Le gouvernement a souhaité inscrire son plan “France Relance” sous l’égide de la neutralité carbone à l’horizon 2050, en commençant par rattraper d'ici deux ans le retard pris sur la stratégie nationale bas-carbone (SNBC). Il entend pour cela donner un nouveau souffle à la rénovation des logements. Si près de deux millions de ménages entreprennent chaque année des travaux d’entretien dans leur logement, bien peu aboutissent à réduire effectivement les consommations d’énergie et les émissions de gaz à effet de serre. Le gouvernement souhaite porter le nombre de rénovations annuelles à 500 000 (objectif du Plan Climat 2017) et en accroître considérablement la performance.

Pour les rénovations globales...

Aujourd’hui, les rares rénovations qui parviennent à réduire drastiquement les consommations d’énergie et les émissions procèdent de façon globale, le plus souvent en isolant les murs et la toiture, en changeant le système de chauffage et en installant une ventilation efficace. Mais ces travaux coûtent, qui coûtent de l’ordre de 50 000 euros pour une maison, bien plus que ce que la majorité des ménages se disent prêts à consacrer, en moyenne, à leur projet de rénovation. Et aux prix actuels de l’énergie, les économies d’électricité et de combustible ne rentabilisent un tel investissement qu'après plusieurs dizaines d’années.

... le forfait prévu aura peu d'impact...

Dans son plan présenté fin septembre, le gouvernement propose de consacrer 2 milliards d’euros supplémentaires à MaPrimeRénov. La prime devient accessible à tous les propriétaires qui occupent leurs logements, et le barème s’enrichit d’un forfait dédié à la rénovation globale, ce qui est une première au niveau national. Cependant, nous estimons que ce nouveau forfait aura peu d’impact. En effet, le plafond de ce forfait, initialement annoncé à 20 000 euros, est finalement fixé à 7 000 euros pour les tranches de revenus intermédiaires, et 3 500 euros pour les revenus supérieurs.

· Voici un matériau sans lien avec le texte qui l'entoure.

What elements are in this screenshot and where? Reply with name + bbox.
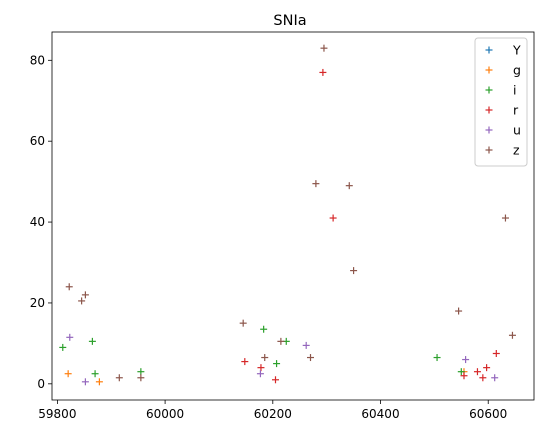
data-point-z bbox=[455, 307, 463, 315]
y-tick-label: 0 bbox=[37, 377, 45, 391]
legend-marker-r bbox=[485, 106, 493, 114]
data-point-u bbox=[302, 341, 310, 349]
data-point-g bbox=[95, 378, 103, 386]
data-point-z bbox=[508, 331, 516, 339]
data-point-i bbox=[260, 325, 268, 333]
data-point-z bbox=[78, 297, 86, 305]
data-point-u bbox=[66, 333, 74, 341]
data-point-z bbox=[137, 374, 145, 382]
data-point-z bbox=[261, 354, 269, 362]
data-point-u bbox=[256, 370, 264, 378]
chart-title: SNIa bbox=[273, 13, 306, 29]
y-tick-label: 40 bbox=[30, 215, 45, 229]
legend-marker-z bbox=[485, 146, 493, 154]
data-point-r bbox=[479, 374, 487, 382]
y-tick-label: 60 bbox=[30, 134, 45, 148]
x-tick-label: 60400 bbox=[361, 407, 399, 421]
legend-marker-Y bbox=[485, 46, 493, 54]
legend-marker-g bbox=[485, 66, 493, 74]
data-point-u bbox=[462, 356, 470, 364]
data-point-g bbox=[64, 370, 72, 378]
data-point-z bbox=[320, 44, 328, 52]
x-tick-label: 60200 bbox=[254, 407, 292, 421]
data-point-r bbox=[483, 364, 491, 372]
data-point-r bbox=[319, 68, 327, 76]
x-tick-label: 60000 bbox=[146, 407, 184, 421]
data-point-r bbox=[460, 372, 468, 380]
data-point-z bbox=[239, 319, 247, 327]
data-point-r bbox=[257, 364, 265, 372]
plot-area bbox=[51, 31, 535, 401]
legend-label-i: i bbox=[513, 83, 516, 98]
data-point-u bbox=[81, 378, 89, 386]
legend-marker-i bbox=[485, 86, 493, 94]
data-point-i bbox=[433, 354, 441, 362]
legend-marker-u bbox=[485, 126, 493, 134]
data-point-z bbox=[115, 374, 123, 382]
data-point-r bbox=[271, 376, 279, 384]
data-point-i bbox=[273, 360, 281, 368]
legend-label-g: g bbox=[513, 63, 521, 78]
data-point-i bbox=[137, 368, 145, 376]
data-point-u bbox=[491, 374, 499, 382]
data-point-i bbox=[457, 368, 465, 376]
y-tick-label: 20 bbox=[30, 296, 45, 310]
data-point-z bbox=[81, 291, 89, 299]
data-point-z bbox=[345, 182, 353, 190]
data-point-r bbox=[473, 368, 481, 376]
y-tick-label: 80 bbox=[30, 53, 45, 67]
data-point-z bbox=[277, 337, 285, 345]
data-point-z bbox=[307, 354, 315, 362]
legend-label-u: u bbox=[513, 123, 521, 138]
legend-label-z: z bbox=[513, 143, 520, 158]
data-point-i bbox=[88, 337, 96, 345]
data-point-i bbox=[59, 343, 67, 351]
x-tick-label: 60600 bbox=[469, 407, 507, 421]
legend-label-Y: Y bbox=[512, 43, 521, 58]
legend-label-r: r bbox=[513, 103, 519, 118]
data-point-z bbox=[350, 267, 358, 275]
data-point-z bbox=[312, 180, 320, 188]
x-tick-label: 59800 bbox=[38, 407, 76, 421]
data-point-z bbox=[501, 214, 509, 222]
data-point-r bbox=[329, 214, 337, 222]
data-point-i bbox=[91, 370, 99, 378]
data-point-r bbox=[241, 358, 249, 366]
data-point-r bbox=[492, 349, 500, 357]
data-point-z bbox=[65, 283, 73, 291]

...même avent le cumul des aides

C’est bien peu en comparaison du coût complet d’un programme de travaux ambitieux. De plus, bien qu’il soit possible de cumuler cette prime avec celle des certificats d’économie d’énergie (CEE), ou avec diverses aides locales, les démarches sont souvent si complexes que les ménages ne s’y retrouvent pas, tandis que les professionnels de l’accompagnement y perdent un temps précieux. Enfin, ce forfait est proposé à toutes les rénovations économisant au moins 55% d’énergie finale (sans augmenter les émissions). Un tel critère n’encouragera pas les ménages à viser le niveau "bâtiment basse consommation" qui constitue pourtant l’horizon à atteindre dans la stratégie nationale. En d’autres termes, ces logements seront donc à rénover une seconde fois d’ici 2050.

Les aides devraient couvrir plus de la moitié des travaux

Pour devenir véritablement attractive, la rénovation globale et performante doit bénéficier aux ménages dès le moment où sont réalisés les travaux. Idéalement, les charges (factures d’énergie + annuités d’emprunt) baissent dès la première année. Il existe diverses manières d’atteindre ce seuil en fonction des caractéristiques des logements ou des propriétaires, mais nous pensons qu’en règle générale, les aides publiques devraient couvrir au moins la moitié du coût des travaux. Les travaux d’isolation devraient être au moins aussi aidés que ceux sur les appareils de chauffage (pour lesquels il existe déjà d’intéressantes primes comme celles des CEE).

via un Elargissement de l'ecoPTZ

Et pour étaler le reste à charge, le plafond de l’éco-prêt à taux zéro devrait être augmenté et sa maturité allongée. Les subventions et le prêt aidé solliciteront d’autant moins la trésorerie des ménages s’ils sont versés au moment où se présentent les factures des travaux. Pour garantir la performance énergétique tout en assurant le suivi de l’impact, ces aides pourraient être conditionnées au cahier des charges "BBC rénovation", certification éprouvée et opérée depuis plusieurs années dans le parc social.

Il faut aussi rassurer...

Le gouvernement a tout intérêt à créer ainsi les conditions favorables au développement de la rénovation globale et performante. Il existe peu de risques qu’une aide généreuse récompense à tort des projets qui auraient de toute façon eu lieu (effet d’aubaine), car peu de rénovations ambitieuses émergent spontanément à ce jour. D’ailleurs, au-delà des financements, beaucoup de ménages redoutent d’entreprendre des travaux complexes et coûteux, et peu d’artisans sont engagés dans des groupements de qualité.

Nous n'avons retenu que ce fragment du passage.